I liked it. I'm not sure what qualifies it as "hard sf," but I'm not sure what makes that sub-genre that sub-genre outside of a hatred of the lazy hand-off to "hyperdrive." On the other hand, I've also read fanboys wanking off about "Star Trek" being "hard" because Paramount has managed to both sate its bottomless greed and keep the scolds happy by publishing assorted "technical guides" that purport to explain how warp drive works, even though "warp drive" could have just as easily been called "spumone teleportrix mechanism" for all the writers cared about it except when it needed to be broken to introduce a plot wrinkle. Neither here nor there. No one seems to agree. I've read a few fan sites that say Bear's considered an extreme example of the sub-genre. I'm guessing that as long as you don't break any of the known laws of physics without spending a few paragraphs having the resident genius character explain why you can get away with that thanks to a new and special kind of particle, you're hard sf. If there's a lightsaber involved, I think you're out of luck. Amazon tells me there happen to be at least two anthologies of hard sf out there, so perhaps I'll just read one. I hope it's every bit as pedantic as the average kur05hin nitpicker.

The second of the two is a revenge novel that takes its setup and a few characters from the first. There's a hair bit of Octavia Butler's "Lilith's Brood" in there, and it made me think of "Ringworld" a bit. People have tried to tie in "Ender's Game" because of one similarity that could, applied with the same lack of discrimination and apparent impoverished reading background, make the book a retelling of "A Separate Peace" if you wanted to read it that way. You know... "it's like 'A Separate Peace' because there are kids involved and, uh, it's sad when that one guy gets his leg broken."

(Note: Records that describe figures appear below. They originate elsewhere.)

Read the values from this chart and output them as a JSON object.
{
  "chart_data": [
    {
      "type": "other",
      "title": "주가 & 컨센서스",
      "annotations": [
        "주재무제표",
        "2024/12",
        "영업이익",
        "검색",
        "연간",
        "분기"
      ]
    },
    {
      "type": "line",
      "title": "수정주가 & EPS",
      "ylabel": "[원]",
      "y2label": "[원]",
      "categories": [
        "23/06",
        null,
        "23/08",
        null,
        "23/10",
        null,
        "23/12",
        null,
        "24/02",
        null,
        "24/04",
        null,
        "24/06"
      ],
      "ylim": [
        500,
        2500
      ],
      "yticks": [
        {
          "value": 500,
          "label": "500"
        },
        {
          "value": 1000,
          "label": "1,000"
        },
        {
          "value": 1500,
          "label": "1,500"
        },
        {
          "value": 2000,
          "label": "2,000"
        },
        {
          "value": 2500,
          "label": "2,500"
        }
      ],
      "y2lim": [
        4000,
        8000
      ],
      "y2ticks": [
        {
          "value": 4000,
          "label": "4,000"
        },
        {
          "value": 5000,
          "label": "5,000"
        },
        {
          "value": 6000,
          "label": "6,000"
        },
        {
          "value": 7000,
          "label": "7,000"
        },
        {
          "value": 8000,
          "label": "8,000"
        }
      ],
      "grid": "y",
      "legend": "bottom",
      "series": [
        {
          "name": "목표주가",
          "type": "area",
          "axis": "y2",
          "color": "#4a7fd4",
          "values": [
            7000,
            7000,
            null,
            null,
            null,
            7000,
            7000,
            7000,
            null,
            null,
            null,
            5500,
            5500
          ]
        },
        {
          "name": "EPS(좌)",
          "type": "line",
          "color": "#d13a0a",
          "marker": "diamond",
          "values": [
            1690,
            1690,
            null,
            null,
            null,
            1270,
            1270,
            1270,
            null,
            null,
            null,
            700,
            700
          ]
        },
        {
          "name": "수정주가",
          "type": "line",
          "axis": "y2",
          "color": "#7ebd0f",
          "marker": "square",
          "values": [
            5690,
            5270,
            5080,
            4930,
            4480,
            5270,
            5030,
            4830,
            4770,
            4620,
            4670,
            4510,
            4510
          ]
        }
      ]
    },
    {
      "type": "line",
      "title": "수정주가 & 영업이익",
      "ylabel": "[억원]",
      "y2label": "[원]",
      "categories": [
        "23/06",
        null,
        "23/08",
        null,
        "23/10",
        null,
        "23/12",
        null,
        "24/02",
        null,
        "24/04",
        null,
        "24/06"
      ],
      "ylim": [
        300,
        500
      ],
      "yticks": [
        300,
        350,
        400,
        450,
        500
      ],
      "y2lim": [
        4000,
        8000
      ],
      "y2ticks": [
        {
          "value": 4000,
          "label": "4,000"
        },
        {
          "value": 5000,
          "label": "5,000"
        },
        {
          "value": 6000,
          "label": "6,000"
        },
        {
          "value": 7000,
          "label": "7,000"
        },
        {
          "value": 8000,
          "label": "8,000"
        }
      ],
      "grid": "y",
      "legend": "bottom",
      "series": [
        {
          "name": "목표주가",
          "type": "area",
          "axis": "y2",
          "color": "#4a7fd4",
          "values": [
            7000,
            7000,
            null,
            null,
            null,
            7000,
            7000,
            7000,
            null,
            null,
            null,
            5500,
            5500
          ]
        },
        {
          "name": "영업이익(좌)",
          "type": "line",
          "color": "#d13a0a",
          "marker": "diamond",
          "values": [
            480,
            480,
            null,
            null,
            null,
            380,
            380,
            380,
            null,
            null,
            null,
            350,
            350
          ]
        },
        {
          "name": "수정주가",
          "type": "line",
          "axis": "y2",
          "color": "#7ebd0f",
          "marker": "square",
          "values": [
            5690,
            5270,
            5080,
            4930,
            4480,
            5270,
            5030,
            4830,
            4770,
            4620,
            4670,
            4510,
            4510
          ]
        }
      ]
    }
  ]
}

Anyhow, lots to think about. Good descriptive language that makes the universe (and the civilizations the characters come in contact with) seem huge and menacing instead of quaint and populated by Jawas. Since my recent science fiction diet has largely been Star Trek re-runs, I was really relieved to read a book about aliens that are ALIEN instead of "a collection of bad traits in humanity painted non-white and given bumps on their faces."

So if I liked these, what else from Bear might I like? And what else from someone else?

Also, while we're on SF:

There's been a group coming over to the pad to watch the DVD release of "Firefly," two episodes at a time. It's series from the creator of "Buffy the Vampire Slayer" and "Angel," and it's a science fiction western. With the series finale of "Angel" now past, it's the most anticipated thing I watch every week. Nate of Polytropos has posted an appreciation that's pretty apt. It's cool that the show is going to get a second shot at life in the form of a feature film, but it's a real shame it couldn't get five or six seasons to tell its story.

It's got all of Joss Whedon's creative gifts on display with none of the mandatory Revlon-friendly teen angst of Buffy, which isn't terrible but occasionally nags, especially when it takes the form of some of those god-awful bands at The Bronze. It's also free of the slightly more advanced (age-wise) angst of "Angel," which is less about teens operating in a vacuum devoid of legitimate authority and more about all sorts of stuff including the perils of dating in the big city. It just feels more grown up, and I know there are Buffy and Angel fans who will damn me for saying that, but there it is.

So we're about halfway through "Firefly," there are two episodes left of "The Sopranos" for this season (how will Tony B. get it? Who will do it? Will it be sad?) and "Angel," which I wasn't always happy with but watched all the same, is gone from the air forever (unless they make those tv movies). Time for a new fixation.